More Bad News For Malaysia Airlines

Aug. 29--Bad times keep coming for Malaysia Airlines, the majority-government-owned carrier that lost airplanes in two tragedies this year.

With a heavy financial hit expected in the second half of the year, the airline said Thursday that it lost $95 million in the second quarter, ended June 30, compared with a loss of $58 million in the same period last year.

After the mysterious disappearance of Flight 370 in March with 239 passengers and crew members on board, the carrier's revenues decreased by 5 percent, to $1.1 billion.

In mid-July, in the immediate aftermath of Flight 17's being shot down by a missile over Ukraine, with all 298 passengers and crew aboard killed, average weekly bookings for Malaysia Airlines declined by 33 percent, the management said Thursday.

A major overhaul is now planned that will include cuts in routes, flights and jobs.

Rebuilding the brand and overcoming intense competition by low-cost Asian carriers and competitors in the Persian Gulf "will be immensely difficult," Brendan Sobie, chief analyst for CAPA, formerly known as the Centre for Asia Pacific Aviation, said in a research report.
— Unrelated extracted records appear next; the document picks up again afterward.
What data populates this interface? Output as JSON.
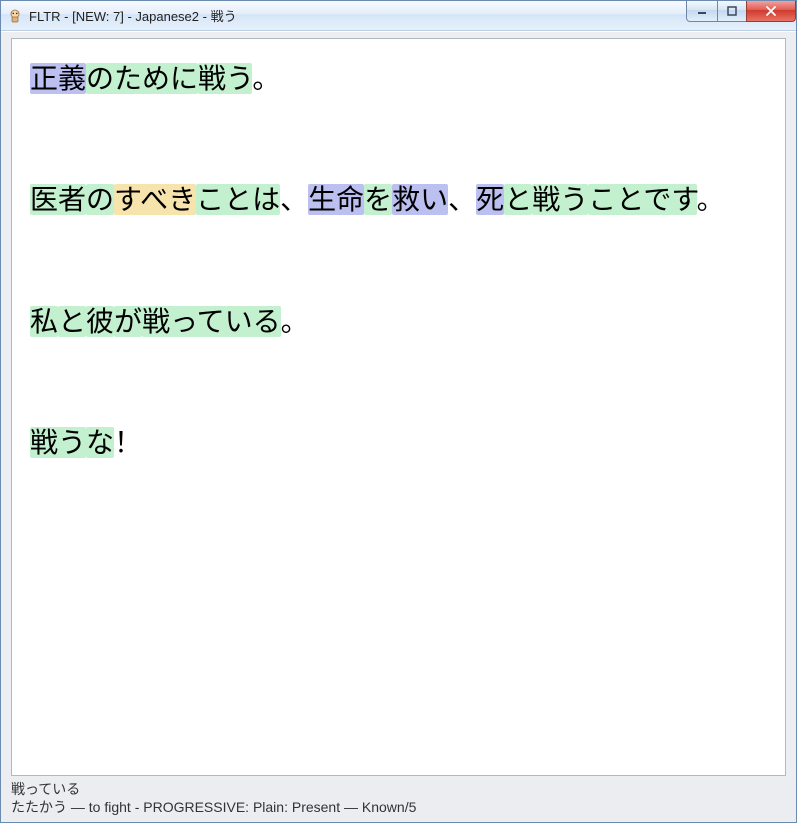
{
  "window": {
    "title": "FLTR - [NEW: 7] - Japanese2 - 戦う"
  },
  "colors": {
    "green": "#c3f0ce",
    "blue": "#bcc0f1",
    "yellow": "#f7e4ad"
  },
  "sentences": [
    {
      "tokens": [
        {
          "text": "正義",
          "color": "blue"
        },
        {
          "text": "のために",
          "color": "green"
        },
        {
          "text": "戦う",
          "color": "green"
        },
        {
          "text": "。",
          "color": "plain"
        }
      ]
    },
    {
      "tokens": [
        {
          "text": "医者",
          "color": "green"
        },
        {
          "text": "の",
          "color": "green"
        },
        {
          "text": "すべき",
          "color": "yellow"
        },
        {
          "text": "ことは",
          "color": "green"
        },
        {
          "text": "、",
          "color": "plain"
        },
        {
          "text": "生命",
          "color": "blue"
        },
        {
          "text": "を",
          "color": "green"
        },
        {
          "text": "救い",
          "color": "blue"
        },
        {
          "text": "、",
          "color": "plain"
        },
        {
          "text": "死",
          "color": "blue"
        },
        {
          "text": "と",
          "color": "green"
        },
        {
          "text": "戦う",
          "color": "green"
        },
        {
          "text": "ことです",
          "color": "green"
        },
        {
          "text": "。",
          "color": "plain"
        }
      ]
    },
    {
      "tokens": [
        {
          "text": "私",
          "color": "green"
        },
        {
          "text": "と",
          "color": "green"
        },
        {
          "text": "彼",
          "color": "green"
        },
        {
          "text": "が",
          "color": "green"
        },
        {
          "text": "戦っている",
          "color": "green"
        },
        {
          "text": "。",
          "color": "plain"
        }
      ]
    },
    {
      "tokens": [
        {
          "text": "戦う",
          "color": "green"
        },
        {
          "text": "な",
          "color": "green"
        },
        {
          "text": "！",
          "color": "plain"
        }
      ]
    }
  ],
  "status": {
    "line1": "戦っている",
    "line2": "たたかう — to fight - PROGRESSIVE: Plain: Present — Known/5"
  }
}
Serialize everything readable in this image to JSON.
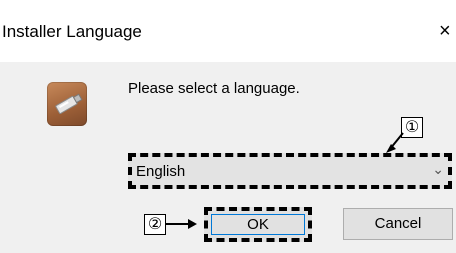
{
  "window": {
    "title": "Installer Language",
    "close_glyph": "×"
  },
  "content": {
    "icon": "installer-app-icon",
    "prompt": "Please select a language."
  },
  "language_select": {
    "selected": "English"
  },
  "buttons": {
    "ok": "OK",
    "cancel": "Cancel"
  },
  "callouts": {
    "one": "①",
    "two": "②"
  }
}
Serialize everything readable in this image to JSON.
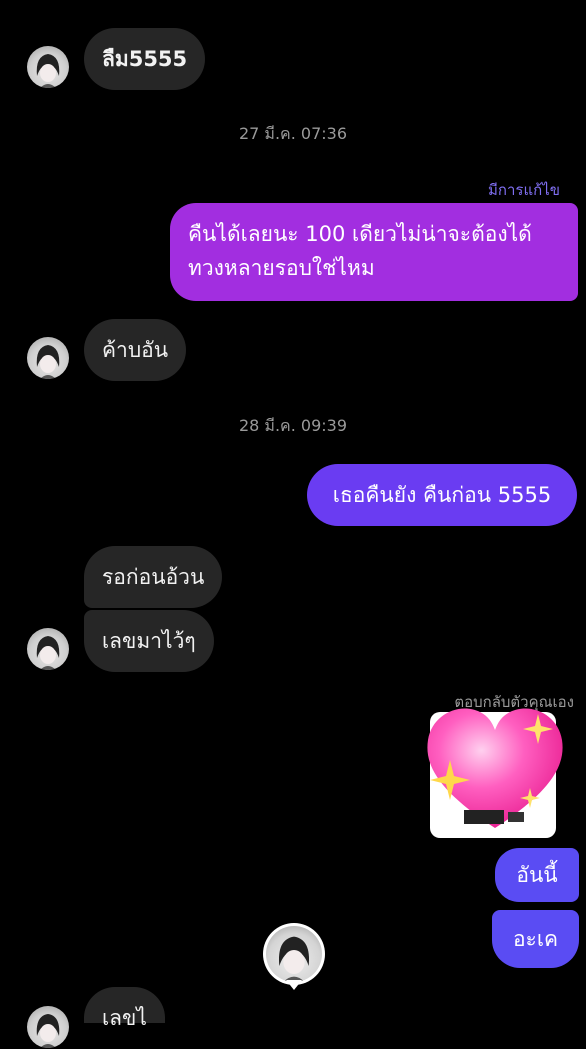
{
  "messages": {
    "m1": "ลืม5555",
    "ts1": "27 มี.ค. 07:36",
    "edited_label": "มีการแก้ไข",
    "m2_line1": "คืนได้เลยนะ 100 เดียวไม่น่าจะต้องได้",
    "m2_line2": "ทวงหลายรอบใช่ไหม",
    "m3": "ค้าบอัน",
    "ts2": "28 มี.ค. 09:39",
    "m4": "เธอคืนยัง คืนก่อน 5555",
    "m5": "รอก่อนอ้วน",
    "m6": "เลขมาไว้ๆ",
    "reply_label": "ตอบกลับตัวคุณเอง",
    "m7": "อันนี้",
    "m8": "อะเค",
    "m9": "เลขไ"
  },
  "colors": {
    "background": "#000000",
    "incoming_bubble": "#262626",
    "outgoing_purple": "#a22ee0",
    "outgoing_violet": "#6a3cf2",
    "outgoing_blue": "#5a4cf3",
    "edited_label": "#7f6ef0"
  },
  "icons": {
    "sticker": "sparkling-heart-icon",
    "avatar": "anime-avatar-icon"
  }
}
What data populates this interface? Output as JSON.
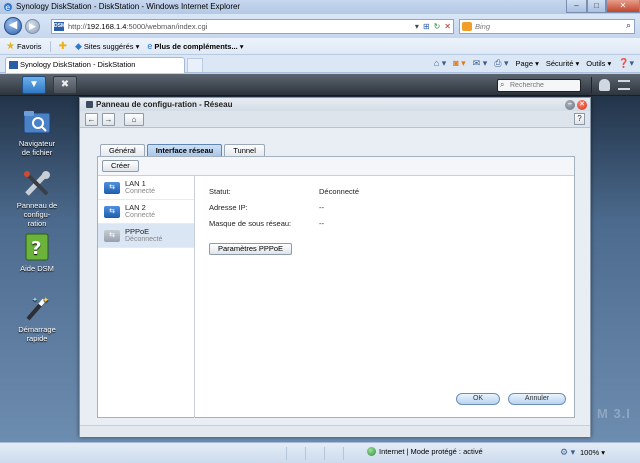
{
  "browser": {
    "title": "Synology DiskStation - DiskStation - Windows Internet Explorer",
    "url_prefix": "http://",
    "url_host": "192.168.1.4",
    "url_rest": ":5000/webman/index.cgi",
    "search_placeholder": "Bing",
    "favorites": {
      "label": "Favoris",
      "suggested": "Sites suggérés ▾",
      "addons": "Plus de compléments... ▾"
    },
    "tab_label": "Synology DiskStation - DiskStation",
    "commands": {
      "page": "Page ▾",
      "security": "Sécurité ▾",
      "tools": "Outils ▾"
    },
    "status": {
      "zone": "Internet | Mode protégé : activé",
      "zoom": "100% ▾"
    }
  },
  "dsm": {
    "search_placeholder": "Recherche",
    "watermark": "M 3.I",
    "desktop": [
      {
        "label_l1": "Navigateur",
        "label_l2": "de fichier",
        "label_l3": ""
      },
      {
        "label_l1": "Panneau de",
        "label_l2": "configu-",
        "label_l3": "ration"
      },
      {
        "label_l1": "Aide DSM",
        "label_l2": "",
        "label_l3": ""
      },
      {
        "label_l1": "Démarrage",
        "label_l2": "rapide",
        "label_l3": ""
      }
    ]
  },
  "window": {
    "title": "Panneau de configu-ration - Réseau",
    "tabs": [
      "Général",
      "Interface réseau",
      "Tunnel"
    ],
    "create_label": "Créer",
    "interfaces": [
      {
        "name": "LAN 1",
        "status": "Connecté"
      },
      {
        "name": "LAN 2",
        "status": "Connecté"
      },
      {
        "name": "PPPoE",
        "status": "Déconnecté"
      }
    ],
    "details": {
      "status_label": "Statut:",
      "status_value": "Déconnecté",
      "ip_label": "Adresse IP:",
      "ip_value": "--",
      "mask_label": "Masque de sous réseau:",
      "mask_value": "--"
    },
    "pppoe_button": "Paramètres PPPoE",
    "ok_button": "OK",
    "cancel_button": "Annuler"
  }
}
Even before the "double tragedies" of Flights 370 and 17, the company's "weak financial performance" made Malaysia Airlines "acutely aware of the need to restructure," the carrier said in a statement.

"We operate in a harsh business environment of stiff competition from regional and global carriers and high operational costs," said the airline's chief executive officer, Ahmad Jauhari.

"Coupled with the impact of the two tragedies, which have damaged our brand, the need to restructure the company was accelerated," Jauhari said, noting that "the full financial impact" will hit in the second half of this year.

Khazanah Nasional Berhad, the majority shareholder in the airline and the investment arm of the Malaysian government, is expected to announce a restructuring plan by the end of the day Friday, Sobie wrote.

On Aug. 8, Khazanah proposed taking full ownership of Malaysia Airlines, buying out the 30 percent stake it does not own. If the proposal is approved, the airline would be delisted from the Malaysian stock exchange and fully nationalized, "which in theory should make it easier to pursue the deep restructuring that is required," Sobie said.

"Profitability will be very difficult to achieve -- even in the long-term -- given the flag carrier's current weak position and the intensive competition in the Southeast Asian market."

The $95 million second-quarter loss marked the airline's sixth consecutive quarter in the red, Sobie noted. Malaysia Air was last profitable in the third and fourth quarters of 2012, but was unprofitable for the full year 2012 as well as in 2011.

The airline has restructured several times over the last decade, but executives were "never able to tackle the underlying problems." Job cuts were difficult "because of union and political sensitivities," Sobie said.

The carrier has had potential suitors in recent years, including Qantas, British Airways, and Etihad Airways, the analyst said.

"Lack of stability" and "what was perceived as reckless growth in some markets put carriers off," Sobie said. "A more rational Malaysia Airlines may find itself making friends, out of opportunity but also necessity."